The Visuals Have Enhanced
It might sound pretty obvious that the technology used for filming has changed over the past decade, but these changes in cinematography are apparently quite noticeable in Dame according to sources at Comic-Con 2014. On their panel, Rodriguez and Miller were asked about the filming process, and commented on how filming has changed since the original Sin City. Both noted the use of newer, bigger cameras, as well as the occasional use of smartphones. Rodriguez shared that he often wrote songs for the film on his phone while on set, an advantage that made the process more efficient and immediate.
Probably most significant though, is the use of the green screen this time around. The pair shared that Brolin and Rourke never actually filmed together, despite the fact that they are in many scenes—a disappointment for Brolin, who had looked forward to working in-person with the Oscar nominee. At times there would be just a couch on set, which required the actors to be very focused and use their imagination in order to create a positive final outcome post-production. Attendees of Comic-Con, who saw a sneak preview of the film itself said that the visuals, “showed the comic on the screen, not a comic translated to film.” The layering result of the green screen is meant to make the visuals appear like the original illustrations in Miller’s comics.
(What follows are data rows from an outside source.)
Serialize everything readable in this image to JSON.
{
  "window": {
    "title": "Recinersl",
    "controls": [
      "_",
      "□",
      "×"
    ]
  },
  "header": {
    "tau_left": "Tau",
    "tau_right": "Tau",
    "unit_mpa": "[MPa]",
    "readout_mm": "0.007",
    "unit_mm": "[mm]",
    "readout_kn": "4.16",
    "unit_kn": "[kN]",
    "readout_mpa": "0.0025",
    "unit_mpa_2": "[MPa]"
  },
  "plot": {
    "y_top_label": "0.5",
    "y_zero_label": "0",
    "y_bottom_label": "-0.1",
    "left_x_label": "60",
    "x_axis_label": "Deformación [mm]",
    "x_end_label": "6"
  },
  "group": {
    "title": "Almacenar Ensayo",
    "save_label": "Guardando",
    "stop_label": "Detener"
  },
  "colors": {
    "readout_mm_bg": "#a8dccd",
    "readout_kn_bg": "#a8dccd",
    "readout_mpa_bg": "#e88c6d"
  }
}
There is ALREADY Talk of a Sin City 3
Even though it took nine years for the sequel to come around, there is already talk of a third film being produced in the future. Miller told the crowd at Comic-Con 2014: “Robert and I are already talking about Sin City 3. So you better show up for number two, or they won’t pay for it!” He also added that a new graphic novel for the series is “inevitable,” but not immediate. Miller left the audience with the vague response, “I have stories…” hinting at possible future collaborations. Rumor has it the proposed threequel would be based on Miller’s Hell and Back, which makes the most sense in continuing the story. For now though, the studio will just have to wait and see what A Dame to Kill For pulls in at the box office before making any plans to move forward with a follow-up.